L’armée malienne protège les camions de moutons en route vers Bamako
À l’approche de la fête de Tabaski, les rues de Bamako voient affluer les troupeaux de moutons, essentiels aux célébrations. Ces animaux, autrefois bloqués par les attaques du Jnim, parviennent désormais jusqu’à la capitale grâce à des escortes militaires. Une avancée cruciale alors que les menaces sur les axes routiers s’intensifient.
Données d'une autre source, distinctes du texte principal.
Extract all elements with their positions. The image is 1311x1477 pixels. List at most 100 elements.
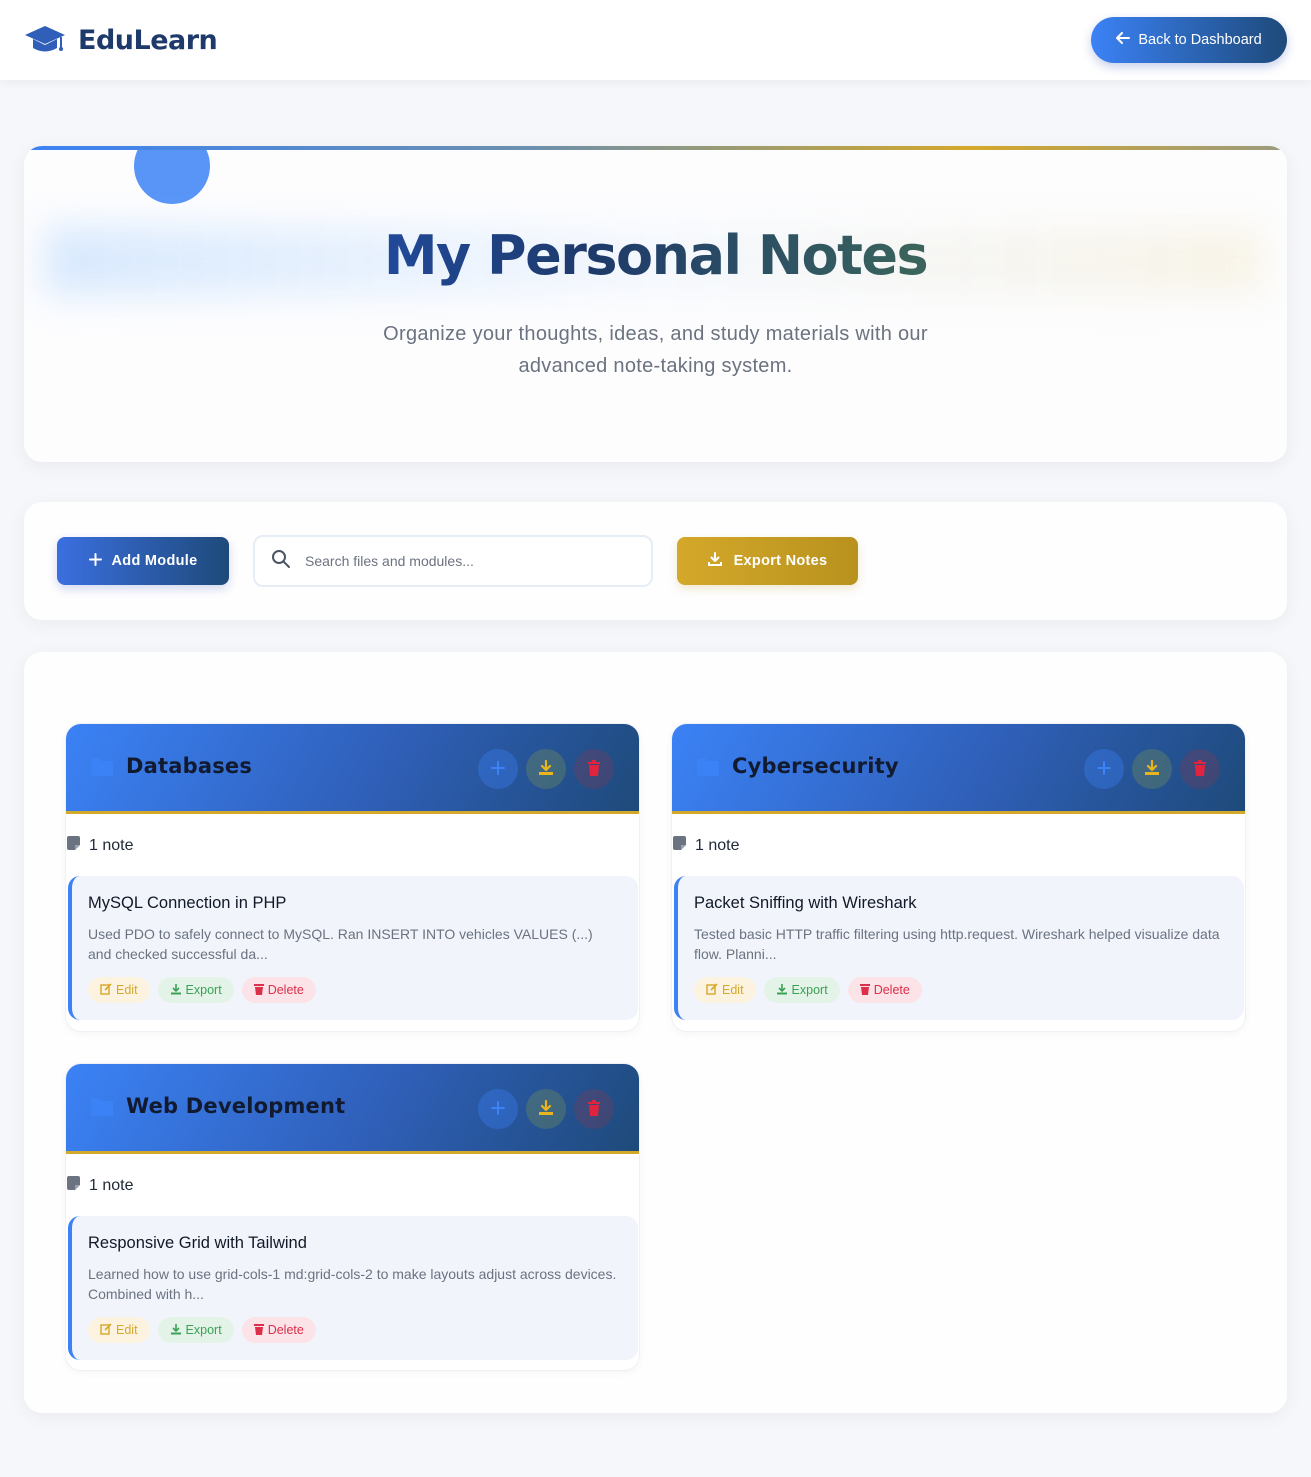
edit-icon	[100, 982, 112, 998]
delete-module-button[interactable]	[1180, 749, 1220, 789]
note-preview: Learned how to use grid-cols-1 md:grid-c…	[88, 1266, 617, 1302]
module-card-web-development: Web Development 1 note Responsive Grid w…	[65, 1063, 640, 1371]
hero-accent-line	[24, 146, 1287, 150]
download-icon	[538, 1099, 554, 1119]
plus-icon	[1097, 760, 1111, 778]
edit-icon	[100, 1322, 112, 1338]
module-header: Cybersecurity	[672, 724, 1245, 814]
download-icon	[776, 983, 788, 998]
export-notes-button[interactable]: Export Notes	[677, 537, 858, 585]
toolbar: Add Module Export Notes	[24, 502, 1287, 620]
brand-name: EduLearn	[78, 24, 218, 56]
back-to-dashboard-label: Back to Dashboard	[1138, 32, 1262, 48]
graduation-cap-icon	[24, 24, 66, 56]
trash-icon	[587, 1099, 601, 1119]
add-note-button[interactable]	[478, 749, 518, 789]
sticky-note-icon	[66, 1176, 80, 1195]
hero-decoration	[134, 146, 210, 204]
export-notes-label: Export Notes	[733, 553, 828, 569]
add-module-label: Add Module	[111, 553, 198, 569]
note-card[interactable]: Packet Sniffing with Wireshark Tested ba…	[674, 876, 1244, 1020]
delete-module-button[interactable]	[574, 749, 614, 789]
trash-icon	[253, 983, 264, 998]
delete-label: Delete	[267, 983, 304, 997]
search-box[interactable]	[253, 535, 653, 587]
export-label: Export	[185, 1323, 222, 1337]
delete-module-button[interactable]	[574, 1089, 614, 1129]
note-count: 1 note	[672, 836, 739, 855]
export-note-button[interactable]: Export	[763, 977, 840, 1003]
note-card[interactable]: MySQL Connection in PHP Used PDO to safe…	[68, 876, 638, 1020]
plus-icon	[491, 760, 505, 778]
edit-label: Edit	[116, 983, 138, 997]
add-note-button[interactable]	[478, 1089, 518, 1129]
hero-section: My Personal Notes Organize your thoughts…	[24, 146, 1287, 462]
note-count-label: 1 note	[89, 1176, 134, 1194]
folder-icon	[696, 757, 720, 779]
module-header: Web Development	[66, 1064, 639, 1154]
delete-note-button[interactable]: Delete	[241, 1317, 316, 1343]
download-icon	[1144, 759, 1160, 779]
note-title: Packet Sniffing with Wireshark	[694, 894, 917, 912]
export-label: Export	[791, 983, 828, 997]
page-title: My Personal Notes	[24, 224, 1287, 287]
module-card-cybersecurity: Cybersecurity 1 note Packet Sniffing wit…	[671, 723, 1246, 1032]
edit-note-button[interactable]: Edit	[88, 1317, 150, 1343]
delete-label: Delete	[267, 1323, 304, 1337]
note-count: 1 note	[66, 836, 133, 855]
search-input[interactable]	[305, 553, 625, 569]
edit-icon	[706, 982, 718, 998]
modules-panel: Databases 1 note MySQL Connection in PHP…	[24, 652, 1287, 1413]
note-preview: Used PDO to safely connect to MySQL. Ran…	[88, 926, 593, 962]
note-preview: Tested basic HTTP traffic filtering usin…	[694, 926, 1220, 962]
edit-label: Edit	[116, 1323, 138, 1337]
trash-icon	[1193, 759, 1207, 779]
folder-icon	[90, 1097, 114, 1119]
export-module-button[interactable]	[1132, 749, 1172, 789]
trash-icon	[587, 759, 601, 779]
download-icon	[538, 759, 554, 779]
delete-note-button[interactable]: Delete	[241, 977, 316, 1003]
export-module-button[interactable]	[526, 1089, 566, 1129]
edit-note-button[interactable]: Edit	[88, 977, 150, 1003]
download-icon	[170, 983, 182, 998]
delete-note-button[interactable]: Delete	[847, 977, 922, 1003]
arrow-left-icon	[1116, 32, 1131, 48]
note-count: 1 note	[66, 1176, 133, 1195]
sticky-note-icon	[66, 836, 80, 855]
download-icon	[170, 1323, 182, 1338]
note-count-label: 1 note	[695, 836, 740, 854]
note-actions: Edit Export Delete	[88, 1317, 316, 1343]
trash-icon	[253, 1323, 264, 1338]
brand[interactable]: EduLearn	[24, 24, 218, 56]
trash-icon	[859, 983, 870, 998]
note-title: Responsive Grid with Tailwind	[88, 1234, 307, 1252]
module-title: Databases	[126, 754, 253, 778]
plus-icon	[491, 1100, 505, 1118]
folder-icon	[90, 757, 114, 779]
note-count-label: 1 note	[89, 836, 134, 854]
export-module-button[interactable]	[526, 749, 566, 789]
note-actions: Edit Export Delete	[694, 977, 922, 1003]
module-title: Cybersecurity	[732, 754, 899, 778]
plus-icon	[88, 552, 102, 570]
note-title: MySQL Connection in PHP	[88, 894, 287, 912]
top-navbar: EduLearn Back to Dashboard	[0, 0, 1311, 80]
add-note-button[interactable]	[1084, 749, 1124, 789]
module-card-databases: Databases 1 note MySQL Connection in PHP…	[65, 723, 640, 1032]
search-icon	[271, 549, 291, 574]
export-label: Export	[185, 983, 222, 997]
export-note-button[interactable]: Export	[157, 977, 234, 1003]
export-note-button[interactable]: Export	[157, 1317, 234, 1343]
add-module-button[interactable]: Add Module	[57, 537, 229, 585]
download-icon	[707, 552, 722, 570]
note-card[interactable]: Responsive Grid with Tailwind Learned ho…	[68, 1216, 638, 1360]
module-title: Web Development	[126, 1094, 346, 1118]
back-to-dashboard-button[interactable]: Back to Dashboard	[1091, 17, 1287, 63]
edit-note-button[interactable]: Edit	[694, 977, 756, 1003]
edit-label: Edit	[722, 983, 744, 997]
sticky-note-icon	[672, 836, 686, 855]
note-actions: Edit Export Delete	[88, 977, 316, 1003]
page-subtitle: Organize your thoughts, ideas, and study…	[383, 323, 928, 377]
module-header: Databases	[66, 724, 639, 814]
Un blocus qui paralyse les livraisons
Les convois de moutons, autrefois livrés sans encombre, subissent désormais des attaques récurrentes sur l’axe Ségou-Bamako. La route nationale 6, longue de plus de 200 kilomètres, est devenue un terrain de chasse pour les djihadistes du Jnim, qui y appliquent un blocus pour asphyxier la capitale. Des véhicules incendiés, des animaux perdus et des éleveurs contraints de parcourir des dizaines de kilomètres à pied : la situation se dégrade depuis fin avril.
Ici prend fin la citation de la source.